Publications[modifier | modifier le code]

  • Cochon qui s'en dédit (Littérature & Fils, 1986)
  • Actes du colloque Théâtre et révolution, dir. Lucile Garbagnati, Marita Gilli : "Proposition sur l'entretien", Presses Universitaires de Franche Comté, 1988
  • Le Souverain fou, Actes Sud-Papiers, 1991
  • Chauvin, le soldat-laboureur, opéra en quatre actes avec un prologue, acte 2 in Revue Perpendiculaire n°2, Éditions Michalon, 1996
  • Les Objets sont des Belges, extrait “Urgence, catastrophe et mort”, Revue Perpendiculaire n°6, Éditions Michalon, 1997.

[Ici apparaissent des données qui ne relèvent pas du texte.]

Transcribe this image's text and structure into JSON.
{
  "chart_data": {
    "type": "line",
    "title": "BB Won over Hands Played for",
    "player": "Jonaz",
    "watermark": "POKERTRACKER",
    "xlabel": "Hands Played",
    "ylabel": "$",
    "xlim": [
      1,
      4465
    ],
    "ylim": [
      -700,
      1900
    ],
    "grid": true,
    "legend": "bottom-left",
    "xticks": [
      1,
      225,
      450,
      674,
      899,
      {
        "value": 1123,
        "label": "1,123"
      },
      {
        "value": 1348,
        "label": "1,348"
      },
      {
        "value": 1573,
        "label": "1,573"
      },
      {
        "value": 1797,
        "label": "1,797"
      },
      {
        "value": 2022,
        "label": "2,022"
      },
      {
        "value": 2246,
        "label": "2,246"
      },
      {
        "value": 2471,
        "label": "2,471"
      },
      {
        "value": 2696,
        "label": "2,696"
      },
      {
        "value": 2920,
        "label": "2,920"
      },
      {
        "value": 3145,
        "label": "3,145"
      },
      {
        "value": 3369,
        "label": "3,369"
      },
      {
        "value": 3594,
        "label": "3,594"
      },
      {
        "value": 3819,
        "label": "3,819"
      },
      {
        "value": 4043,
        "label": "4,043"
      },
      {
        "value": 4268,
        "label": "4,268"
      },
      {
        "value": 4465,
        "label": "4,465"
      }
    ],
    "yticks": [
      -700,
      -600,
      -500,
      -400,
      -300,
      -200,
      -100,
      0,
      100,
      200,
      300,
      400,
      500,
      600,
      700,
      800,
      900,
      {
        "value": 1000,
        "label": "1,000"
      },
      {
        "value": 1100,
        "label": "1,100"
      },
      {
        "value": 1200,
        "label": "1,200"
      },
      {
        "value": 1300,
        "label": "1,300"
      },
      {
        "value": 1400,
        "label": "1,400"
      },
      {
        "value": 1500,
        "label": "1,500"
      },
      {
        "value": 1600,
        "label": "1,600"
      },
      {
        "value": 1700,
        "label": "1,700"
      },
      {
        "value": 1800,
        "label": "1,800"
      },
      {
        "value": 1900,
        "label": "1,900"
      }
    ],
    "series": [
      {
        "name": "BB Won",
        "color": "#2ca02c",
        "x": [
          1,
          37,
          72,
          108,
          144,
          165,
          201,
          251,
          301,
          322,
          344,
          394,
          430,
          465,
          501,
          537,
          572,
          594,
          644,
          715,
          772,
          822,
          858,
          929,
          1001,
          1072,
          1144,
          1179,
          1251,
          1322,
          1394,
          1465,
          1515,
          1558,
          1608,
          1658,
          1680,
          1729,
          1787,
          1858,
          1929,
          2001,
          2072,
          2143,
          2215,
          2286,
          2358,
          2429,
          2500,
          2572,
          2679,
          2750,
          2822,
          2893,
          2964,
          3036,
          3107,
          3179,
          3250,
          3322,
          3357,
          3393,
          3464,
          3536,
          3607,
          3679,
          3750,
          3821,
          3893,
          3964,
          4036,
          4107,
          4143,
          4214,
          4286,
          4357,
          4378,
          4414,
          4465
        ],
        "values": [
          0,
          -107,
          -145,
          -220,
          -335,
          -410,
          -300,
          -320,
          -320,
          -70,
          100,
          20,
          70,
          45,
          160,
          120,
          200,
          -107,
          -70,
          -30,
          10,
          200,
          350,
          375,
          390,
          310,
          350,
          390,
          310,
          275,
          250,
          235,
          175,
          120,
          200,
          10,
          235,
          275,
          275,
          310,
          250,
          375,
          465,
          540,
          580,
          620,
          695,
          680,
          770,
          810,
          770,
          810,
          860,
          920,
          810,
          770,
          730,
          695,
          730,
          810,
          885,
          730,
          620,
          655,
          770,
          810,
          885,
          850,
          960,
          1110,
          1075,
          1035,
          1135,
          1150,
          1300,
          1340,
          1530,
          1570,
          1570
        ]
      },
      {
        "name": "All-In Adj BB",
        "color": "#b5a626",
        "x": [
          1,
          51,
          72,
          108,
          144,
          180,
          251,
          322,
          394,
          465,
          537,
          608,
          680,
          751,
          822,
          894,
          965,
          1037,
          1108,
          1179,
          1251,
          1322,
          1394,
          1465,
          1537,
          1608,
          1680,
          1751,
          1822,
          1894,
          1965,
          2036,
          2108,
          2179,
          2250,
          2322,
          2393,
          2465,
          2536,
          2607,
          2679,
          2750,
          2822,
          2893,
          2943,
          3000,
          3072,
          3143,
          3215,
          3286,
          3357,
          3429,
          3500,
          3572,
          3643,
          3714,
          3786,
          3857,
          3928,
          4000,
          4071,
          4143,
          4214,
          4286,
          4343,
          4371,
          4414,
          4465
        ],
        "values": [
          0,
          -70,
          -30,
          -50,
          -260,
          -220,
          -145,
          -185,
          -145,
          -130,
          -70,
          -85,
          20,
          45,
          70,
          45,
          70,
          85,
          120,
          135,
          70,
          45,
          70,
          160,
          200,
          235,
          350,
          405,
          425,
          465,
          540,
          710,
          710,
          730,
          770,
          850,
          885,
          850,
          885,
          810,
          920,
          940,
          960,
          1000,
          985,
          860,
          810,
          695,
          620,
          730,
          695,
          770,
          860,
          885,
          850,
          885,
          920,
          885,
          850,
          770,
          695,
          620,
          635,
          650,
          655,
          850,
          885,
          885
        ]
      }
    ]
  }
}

  • Le Théâtre coréen en France : traduction, surtitrage, édition, avec Han Yumi, Culture coréenne, n°66, 2004, http://www.culturecoreenne.fr
  • Le Dit de Hûngbo, p'ansori, traduit du Coréen et présenté par Han Yumi et Hervé Péjaudier, Éditions HYM-Librairie Galerie Racine, 2001
  • Cahiers d'histoire de l'Aluminium : n°5 (Orion aveugle. Les cinq occurrences du mot Aluminium dans l'Espoir d'André Malraux), n°6 (Ducasse, Destouches, patrons d'aluminium), n°8 (L'effet Kelvin ou les degrés d'aluminium. Les cinq occurrences du mot aluminium dans Solaris de Stanislaw Lem), n°11 (“En aluminium pâle comme l'absence et tendre comme le souvenir”. Les bagues limées par le soldat Apollinaire (1915)), n°13 (Non, il n'y a pas d'aluminium chez Balzac), n°26 (“C'est pas difficile, l'aluminium est facile à travailler” Les bagues limées par le soldat Apollinaire (1915), suite : à propos de sept lettres inédites à Mirelle Havet). Publiés par l'Institut pour l'Histoire de l'Aluminium.
  • L'Aluminium, un imaginaire littéraire, in L'aluminium, un si léger métal, Ivan Grinberg, Gallimard, 2003, collection Découvertes.
  • Collaboration au livret de l'opéra Pastorale, de Gérard Pesson, d'après l'Astrée d'Honorée d'Urfé, créé au Théâtre du Châtelet à Paris en 2009.